Risk-Adjusted Performance

22 of 100

 
Weak
 
Strong
Solid
Compared to the overall equity markets, risk-adjusted returns on investments in Masimo are ranked lower than 22 (%) of all global equities and portfolios over the last 90 days. Despite fairly uncertain basic indicators, Masimo demonstrated solid returns over the last few months and may actually be approaching a breakup point.
CONMED 

Risk-Adjusted Performance

5 of 100

 
Weak
 
Strong
Modest
Compared to the overall equity markets, risk-adjusted returns on investments in CONMED are ranked lower than 5 (%) of all global equities and portfolios over the last 90 days. In spite of rather uncertain primary indicators, CONMED may actually be approaching a critical reversion point that can send shares even higher in December 2024.
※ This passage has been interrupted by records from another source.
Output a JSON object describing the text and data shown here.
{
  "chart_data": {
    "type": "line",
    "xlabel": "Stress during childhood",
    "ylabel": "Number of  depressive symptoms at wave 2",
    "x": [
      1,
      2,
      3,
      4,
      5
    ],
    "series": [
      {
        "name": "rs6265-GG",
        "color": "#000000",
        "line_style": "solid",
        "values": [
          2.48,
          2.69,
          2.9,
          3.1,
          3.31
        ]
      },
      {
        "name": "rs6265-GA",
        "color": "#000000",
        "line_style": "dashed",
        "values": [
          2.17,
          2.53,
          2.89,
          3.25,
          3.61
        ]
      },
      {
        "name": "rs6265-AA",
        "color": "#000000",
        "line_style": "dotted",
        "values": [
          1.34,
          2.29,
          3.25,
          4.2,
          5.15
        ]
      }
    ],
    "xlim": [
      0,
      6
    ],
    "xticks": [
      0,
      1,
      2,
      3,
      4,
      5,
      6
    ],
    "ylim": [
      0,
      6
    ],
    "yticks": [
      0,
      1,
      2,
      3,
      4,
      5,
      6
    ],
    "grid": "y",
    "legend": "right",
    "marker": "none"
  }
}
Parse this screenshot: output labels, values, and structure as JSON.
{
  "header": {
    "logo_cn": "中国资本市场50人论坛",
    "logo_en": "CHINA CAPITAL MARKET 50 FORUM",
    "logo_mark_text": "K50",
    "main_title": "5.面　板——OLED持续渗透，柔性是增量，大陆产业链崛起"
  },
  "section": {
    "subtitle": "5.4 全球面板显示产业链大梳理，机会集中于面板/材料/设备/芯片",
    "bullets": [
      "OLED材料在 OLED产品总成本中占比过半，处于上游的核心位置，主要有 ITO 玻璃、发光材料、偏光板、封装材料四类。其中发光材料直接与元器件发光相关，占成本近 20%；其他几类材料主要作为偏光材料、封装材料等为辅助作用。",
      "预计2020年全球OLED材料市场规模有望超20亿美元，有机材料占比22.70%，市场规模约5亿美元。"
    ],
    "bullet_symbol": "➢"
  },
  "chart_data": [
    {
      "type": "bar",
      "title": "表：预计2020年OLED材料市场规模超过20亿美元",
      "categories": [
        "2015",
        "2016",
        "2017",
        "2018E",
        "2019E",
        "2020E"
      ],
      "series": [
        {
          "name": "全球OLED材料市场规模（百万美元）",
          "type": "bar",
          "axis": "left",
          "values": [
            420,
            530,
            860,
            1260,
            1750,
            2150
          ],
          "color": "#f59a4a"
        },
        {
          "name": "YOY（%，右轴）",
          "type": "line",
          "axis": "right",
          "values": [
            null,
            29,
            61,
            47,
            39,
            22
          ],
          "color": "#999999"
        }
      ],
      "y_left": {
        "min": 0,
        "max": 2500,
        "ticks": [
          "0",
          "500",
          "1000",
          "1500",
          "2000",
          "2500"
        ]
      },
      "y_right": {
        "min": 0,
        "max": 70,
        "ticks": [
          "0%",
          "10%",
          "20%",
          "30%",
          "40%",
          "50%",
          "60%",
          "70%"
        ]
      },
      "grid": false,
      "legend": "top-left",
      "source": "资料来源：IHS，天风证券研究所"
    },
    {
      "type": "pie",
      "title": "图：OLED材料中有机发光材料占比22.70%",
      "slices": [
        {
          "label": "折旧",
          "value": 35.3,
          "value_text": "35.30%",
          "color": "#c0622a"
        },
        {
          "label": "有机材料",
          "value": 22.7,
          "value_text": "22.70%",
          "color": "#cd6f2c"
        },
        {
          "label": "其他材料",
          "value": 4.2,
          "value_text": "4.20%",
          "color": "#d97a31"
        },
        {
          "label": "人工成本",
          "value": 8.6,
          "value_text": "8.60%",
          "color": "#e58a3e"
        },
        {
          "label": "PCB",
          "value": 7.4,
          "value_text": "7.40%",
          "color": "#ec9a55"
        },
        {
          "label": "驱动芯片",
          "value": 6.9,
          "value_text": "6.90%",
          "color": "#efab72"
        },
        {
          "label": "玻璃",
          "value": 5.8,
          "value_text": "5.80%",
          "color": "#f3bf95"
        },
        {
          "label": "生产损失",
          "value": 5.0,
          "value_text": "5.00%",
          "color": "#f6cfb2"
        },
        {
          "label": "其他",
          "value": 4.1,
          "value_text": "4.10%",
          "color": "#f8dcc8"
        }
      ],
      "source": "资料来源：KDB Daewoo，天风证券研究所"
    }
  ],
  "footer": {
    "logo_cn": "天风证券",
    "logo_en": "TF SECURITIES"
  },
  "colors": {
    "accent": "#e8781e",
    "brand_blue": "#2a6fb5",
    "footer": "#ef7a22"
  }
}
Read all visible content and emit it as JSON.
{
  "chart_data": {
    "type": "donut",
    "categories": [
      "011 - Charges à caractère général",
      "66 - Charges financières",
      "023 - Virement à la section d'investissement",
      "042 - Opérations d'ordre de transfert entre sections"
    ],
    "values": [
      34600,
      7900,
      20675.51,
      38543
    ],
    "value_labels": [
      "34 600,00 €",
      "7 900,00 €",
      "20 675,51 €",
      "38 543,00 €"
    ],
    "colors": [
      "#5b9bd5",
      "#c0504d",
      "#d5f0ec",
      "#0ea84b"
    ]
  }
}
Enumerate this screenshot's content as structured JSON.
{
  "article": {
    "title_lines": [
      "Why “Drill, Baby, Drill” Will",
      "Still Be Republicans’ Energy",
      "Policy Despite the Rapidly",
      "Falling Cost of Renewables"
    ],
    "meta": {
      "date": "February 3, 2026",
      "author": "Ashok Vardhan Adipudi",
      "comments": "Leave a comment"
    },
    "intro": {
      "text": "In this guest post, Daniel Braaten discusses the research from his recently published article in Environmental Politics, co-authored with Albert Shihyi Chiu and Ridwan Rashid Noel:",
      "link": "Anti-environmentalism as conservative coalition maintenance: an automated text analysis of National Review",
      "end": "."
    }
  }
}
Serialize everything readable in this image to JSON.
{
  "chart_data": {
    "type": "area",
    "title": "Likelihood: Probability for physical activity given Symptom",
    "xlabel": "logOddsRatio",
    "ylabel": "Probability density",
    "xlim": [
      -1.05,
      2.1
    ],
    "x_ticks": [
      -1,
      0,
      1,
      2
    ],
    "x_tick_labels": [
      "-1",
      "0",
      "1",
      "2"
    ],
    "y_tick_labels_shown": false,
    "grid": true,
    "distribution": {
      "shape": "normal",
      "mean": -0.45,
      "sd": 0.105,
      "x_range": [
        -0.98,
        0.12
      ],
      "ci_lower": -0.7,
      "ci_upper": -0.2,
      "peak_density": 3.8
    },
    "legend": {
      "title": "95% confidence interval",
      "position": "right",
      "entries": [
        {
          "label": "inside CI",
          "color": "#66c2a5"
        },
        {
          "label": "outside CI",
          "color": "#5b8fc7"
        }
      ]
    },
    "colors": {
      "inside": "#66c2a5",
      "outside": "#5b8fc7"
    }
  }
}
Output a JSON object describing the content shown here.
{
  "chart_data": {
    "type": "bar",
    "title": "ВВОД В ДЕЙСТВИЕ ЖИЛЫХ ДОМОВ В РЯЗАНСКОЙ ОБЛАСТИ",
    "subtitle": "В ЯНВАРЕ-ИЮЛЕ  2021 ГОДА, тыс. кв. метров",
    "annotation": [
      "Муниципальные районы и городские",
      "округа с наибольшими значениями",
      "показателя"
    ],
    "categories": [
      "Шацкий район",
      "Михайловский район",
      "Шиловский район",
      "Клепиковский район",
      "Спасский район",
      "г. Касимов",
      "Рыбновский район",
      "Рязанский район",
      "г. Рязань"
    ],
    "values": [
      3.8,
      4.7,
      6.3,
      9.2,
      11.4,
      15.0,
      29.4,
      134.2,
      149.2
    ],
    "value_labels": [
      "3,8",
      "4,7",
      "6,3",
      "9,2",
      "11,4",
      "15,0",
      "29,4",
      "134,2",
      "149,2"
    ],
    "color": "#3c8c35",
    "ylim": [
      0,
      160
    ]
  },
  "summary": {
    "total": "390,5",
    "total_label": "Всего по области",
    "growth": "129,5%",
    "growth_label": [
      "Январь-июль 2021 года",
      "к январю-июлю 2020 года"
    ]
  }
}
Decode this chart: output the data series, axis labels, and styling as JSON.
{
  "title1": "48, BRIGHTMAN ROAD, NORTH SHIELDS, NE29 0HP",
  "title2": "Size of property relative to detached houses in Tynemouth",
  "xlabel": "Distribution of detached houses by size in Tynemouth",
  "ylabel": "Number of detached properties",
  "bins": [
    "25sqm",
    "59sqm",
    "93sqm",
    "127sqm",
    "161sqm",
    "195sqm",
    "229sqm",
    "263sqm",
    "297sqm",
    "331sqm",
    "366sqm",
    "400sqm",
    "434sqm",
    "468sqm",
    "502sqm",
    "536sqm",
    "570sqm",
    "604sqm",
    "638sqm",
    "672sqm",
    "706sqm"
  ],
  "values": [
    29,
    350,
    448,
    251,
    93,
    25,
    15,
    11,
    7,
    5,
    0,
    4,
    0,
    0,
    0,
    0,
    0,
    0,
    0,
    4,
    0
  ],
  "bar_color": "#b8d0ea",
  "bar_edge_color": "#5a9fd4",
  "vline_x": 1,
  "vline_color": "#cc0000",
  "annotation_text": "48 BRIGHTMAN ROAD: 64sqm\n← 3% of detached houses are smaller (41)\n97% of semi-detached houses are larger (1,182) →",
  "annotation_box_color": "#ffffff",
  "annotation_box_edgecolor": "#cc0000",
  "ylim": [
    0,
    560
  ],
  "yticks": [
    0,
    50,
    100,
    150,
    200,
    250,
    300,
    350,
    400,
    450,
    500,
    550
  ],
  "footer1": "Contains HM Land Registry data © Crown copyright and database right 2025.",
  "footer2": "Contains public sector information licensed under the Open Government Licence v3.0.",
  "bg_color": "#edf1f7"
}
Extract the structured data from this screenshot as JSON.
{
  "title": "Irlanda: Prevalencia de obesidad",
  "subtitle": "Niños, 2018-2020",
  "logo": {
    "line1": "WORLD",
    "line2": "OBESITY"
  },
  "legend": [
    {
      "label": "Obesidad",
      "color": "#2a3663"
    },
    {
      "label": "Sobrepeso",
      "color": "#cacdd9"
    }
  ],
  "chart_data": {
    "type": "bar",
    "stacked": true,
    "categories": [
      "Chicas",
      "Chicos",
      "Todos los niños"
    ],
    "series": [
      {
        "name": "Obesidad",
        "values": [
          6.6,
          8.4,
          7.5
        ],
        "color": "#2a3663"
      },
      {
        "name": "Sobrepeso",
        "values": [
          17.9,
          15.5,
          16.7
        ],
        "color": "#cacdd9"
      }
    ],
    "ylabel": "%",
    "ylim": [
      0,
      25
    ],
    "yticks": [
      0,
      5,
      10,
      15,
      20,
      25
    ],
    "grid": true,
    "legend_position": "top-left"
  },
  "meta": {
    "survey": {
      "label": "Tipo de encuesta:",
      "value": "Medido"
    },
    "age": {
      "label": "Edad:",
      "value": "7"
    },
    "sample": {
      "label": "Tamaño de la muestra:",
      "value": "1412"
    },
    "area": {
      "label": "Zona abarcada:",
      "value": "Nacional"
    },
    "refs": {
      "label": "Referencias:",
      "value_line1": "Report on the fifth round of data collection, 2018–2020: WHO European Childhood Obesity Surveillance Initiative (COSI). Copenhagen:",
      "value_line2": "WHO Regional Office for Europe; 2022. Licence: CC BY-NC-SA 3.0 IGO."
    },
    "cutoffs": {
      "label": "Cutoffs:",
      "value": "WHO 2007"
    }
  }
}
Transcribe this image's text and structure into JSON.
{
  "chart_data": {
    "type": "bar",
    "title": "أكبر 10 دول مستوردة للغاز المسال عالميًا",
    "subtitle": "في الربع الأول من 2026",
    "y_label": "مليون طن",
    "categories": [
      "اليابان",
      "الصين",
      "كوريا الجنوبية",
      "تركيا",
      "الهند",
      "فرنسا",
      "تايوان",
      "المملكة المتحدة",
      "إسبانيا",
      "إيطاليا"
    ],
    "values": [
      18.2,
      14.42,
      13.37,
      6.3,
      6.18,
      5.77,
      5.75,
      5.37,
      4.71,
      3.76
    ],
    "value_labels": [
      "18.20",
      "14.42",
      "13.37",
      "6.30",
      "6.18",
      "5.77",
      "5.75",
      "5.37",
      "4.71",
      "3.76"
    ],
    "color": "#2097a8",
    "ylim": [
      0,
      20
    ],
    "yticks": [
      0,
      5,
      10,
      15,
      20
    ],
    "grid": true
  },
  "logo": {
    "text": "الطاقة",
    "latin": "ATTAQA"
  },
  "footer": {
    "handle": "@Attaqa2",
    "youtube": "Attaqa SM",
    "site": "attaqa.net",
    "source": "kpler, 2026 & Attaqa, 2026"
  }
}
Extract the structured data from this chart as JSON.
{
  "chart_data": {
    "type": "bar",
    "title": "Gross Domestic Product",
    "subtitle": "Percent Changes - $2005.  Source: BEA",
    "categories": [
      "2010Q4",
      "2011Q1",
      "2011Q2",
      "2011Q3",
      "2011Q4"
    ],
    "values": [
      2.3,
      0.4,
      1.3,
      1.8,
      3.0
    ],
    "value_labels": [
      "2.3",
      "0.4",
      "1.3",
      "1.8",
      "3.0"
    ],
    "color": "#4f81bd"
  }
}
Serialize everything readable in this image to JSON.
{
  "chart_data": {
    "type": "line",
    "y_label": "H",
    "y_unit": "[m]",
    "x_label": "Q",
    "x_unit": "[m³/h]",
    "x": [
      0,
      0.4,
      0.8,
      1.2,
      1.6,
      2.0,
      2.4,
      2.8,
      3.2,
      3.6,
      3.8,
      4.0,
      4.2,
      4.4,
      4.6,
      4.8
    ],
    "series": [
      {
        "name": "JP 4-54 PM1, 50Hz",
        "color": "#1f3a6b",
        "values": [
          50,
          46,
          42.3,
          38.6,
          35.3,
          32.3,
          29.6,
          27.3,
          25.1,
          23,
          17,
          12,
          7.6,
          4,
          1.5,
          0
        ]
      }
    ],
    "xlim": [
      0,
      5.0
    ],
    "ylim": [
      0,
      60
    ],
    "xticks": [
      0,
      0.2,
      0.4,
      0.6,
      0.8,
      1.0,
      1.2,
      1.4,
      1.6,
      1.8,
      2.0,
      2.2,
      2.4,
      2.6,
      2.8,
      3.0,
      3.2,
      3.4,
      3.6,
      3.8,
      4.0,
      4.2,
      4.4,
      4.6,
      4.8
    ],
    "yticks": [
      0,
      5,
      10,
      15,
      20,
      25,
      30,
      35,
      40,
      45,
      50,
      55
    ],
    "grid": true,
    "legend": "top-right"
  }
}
Masimo and CONMED Volatility Contrast

   Predicted Return Density   
       Returns  

Pair Trading with Masimo and CONMED

The main advantage of trading using opposite Masimo and CONMED positions is that it hedges away some unsystematic risk. Because of two separate transactions, even if Masimo position performs unexpectedly, CONMED can make up some of the losses. Pair trading also minimizes risk from directional movements in the market. For example, if an entire industry or sector drops because of unexpected headlines, the short position in CONMED will offset losses from the drop in CONMED's long position.
The idea behind Masimo and CONMED pairs trading is to make the combined position market-neutral, meaning the overall market's direction will not affect its win or loss (or potential downside or upside). This can be achieved by designing a pairs trade with two highly correlated stocks or equities that operate in a similar space or sector, making it possible to obtain profits through simple and relatively low-risk investment.
Check out your portfolio center.
Note that this page's information should be used as a complementary analysis to find the right mix of equity instruments to add to your existing portfolios or create a brand new portfolio. You can also try the Instant Ratings module to determine any equity ratings based on digital recommendations. Macroaxis instant equity ratings are based on combination of fundamental analysis and risk-adjusted market performance.